Ya no hay señoras de ese calibre, y se nota. El perro mundo se resiente de ello. Ava Gardner ya no baila de noche en ninguna playa de Acapulco, ni Kim Novak se va de picnic, ni Sofía Loren se quita las medias mientras aúlla Mastroianni, ni Marlene Dietrich es Shangai Lily, ni Rita Hayworth tiembla ante Orson Welles al ponerse un cigarrillo en la boca, ni María Félix cabalga con Jorge Negrete junto al Peñón de las Ánimas, ni a Greta Garbo le roba las joyas John Barrymore en ningún maldito gran hotel del mundo. Por eso, cuando como ocurre con Sealtiel, uno encuentra el guiño de un camarada de secta, el gesto masónico de quien sabe y calla o apenas insinúa lo insinuable, esboza siempre una sonrisa cómplice y solidaria. Qué sabrán estos cagamandurrias, hermano, lo que eran hembras como Dios manda, en blanco y negro, con el adecuado fondo de chascar de pipas y crujir de palomitas. Qué sabrán lo que era María Félix en Enamorada, aquella niña bien yéndose a la guerra de soldadera, caminando orgullosa, con la mano apoyada en la silla de montar de Pedro Armendáriz. Qué sabrán estos tiñalpas lo que ella, lo que es, una jaca de bandera.

SOBRE HOMBRES Y DAMAS - 7 de Marzo de 1999.

Llevo desde la semana pasada dándole vueltas a la cabeza con el asunto de los hombres como Dios manda; de los tíos que, como decía mi abuela, se visten por los pies. El caso, no sé si recuerdan, era que el Comité de Erizas en Pie de Guerra se lamentaba, y con razón, de que salvo Harrison Ford ya no quedan en el cine tíos de verdad, y que a las niñas yogurcitos frescos, y a las otras que ya no lo son tanto, les hace el asunto agua de limón la presencia de fulanos insustanciales, duritos de pastel que andan en la pantalla marcando paquete, pero que en cuanto miras o te acercas, se convierten en mierdecillas de diseño. Y en la calle y en la vida real ocurre tres cuartos de lo mismo.

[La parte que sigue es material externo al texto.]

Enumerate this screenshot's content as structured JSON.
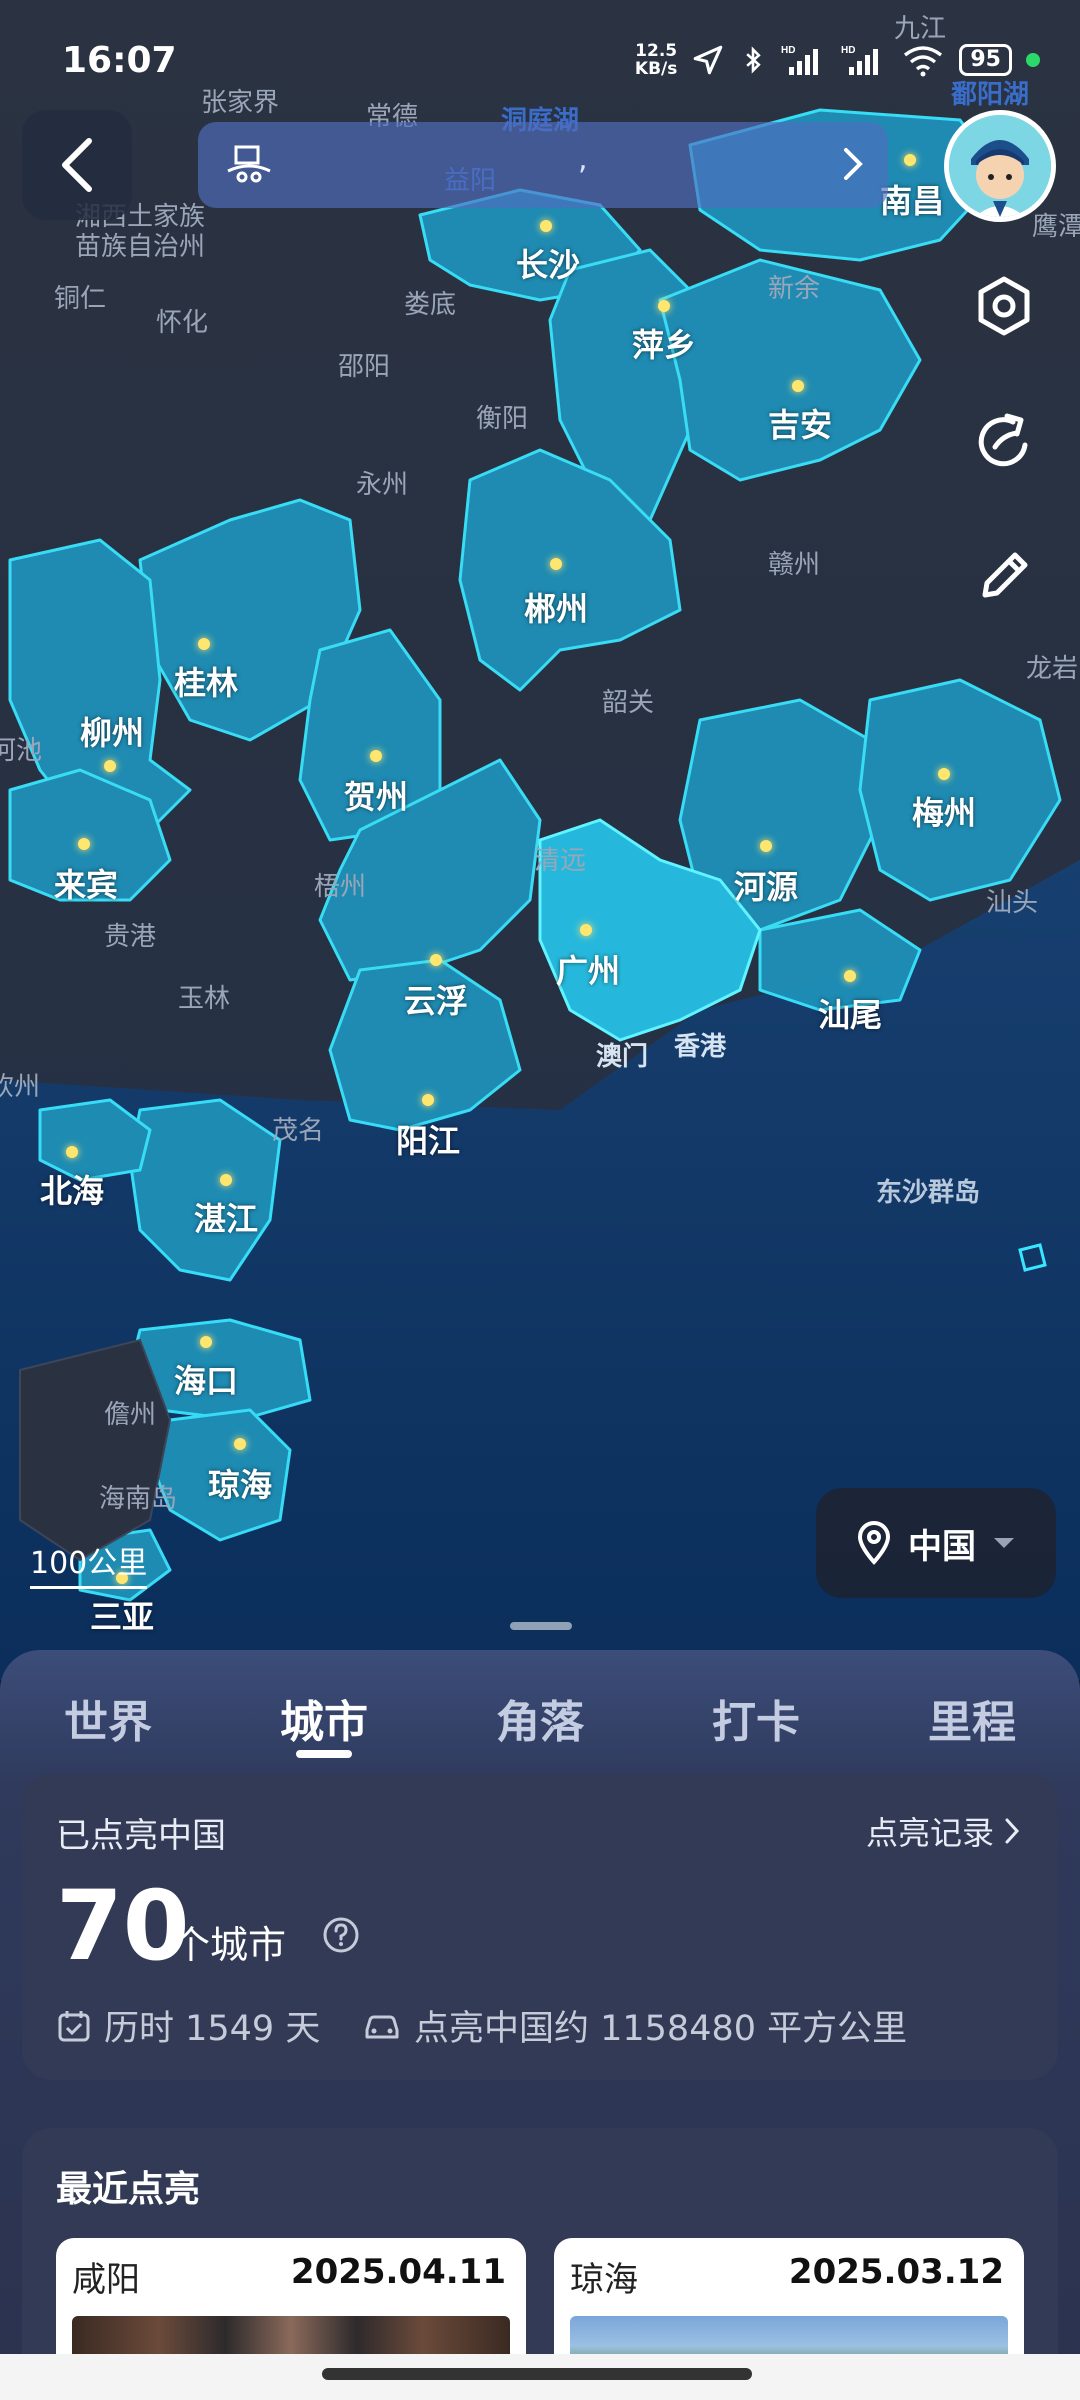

Conozco a una señora rubia, guapa, con cuarenta y dos espléndidos tacos y capaz de llevar unos tejanos como no los lleva ninguna guapita de teleserie, que ha pasado la vida tomándose cafés en los bares; entre otras cosas porque un café de bar y un cigarrillo son, dice, una de las pocas cosas que merecen la pena en esta vida perra. La dama en cuestión, que es lo bastante inteligente como para que cualquier varón adulto se sienta una auténtica cagarruta a los cinco minutos de conversación con ella, tiene auténtica predilección por los bares cutres, de esos con calendarios de garaje con fulana, y fotos de equipos de fútbol, y mostrador de zinc y mesas de formica, y albañiles comiendo judías con fideos a mediodía, sobre manteles de papel con vino y gaseosa. Cada día, cuando sale del taller de encuadernación del viejo Madrid donde le pone tapas de piel y guardas de papel veneciano a la Poética de Aristóteles o a la Vida de Benvenuto Cellini, ella evita cuidadosamente los bares elegantes del barrio y callejea en busca de una tasca chusmosa y auténtica. Y allí, entre el emigrante negrata que vende baratijas, el borrachín de la casa de enfrente y los empleados del taller de chapa y pintura que hacen descanso para una cerveza, enciende un cigarrillo, a su aire y sin dirigirle a nadie la palabra, y se siente la mujer más a gusto de la tierra.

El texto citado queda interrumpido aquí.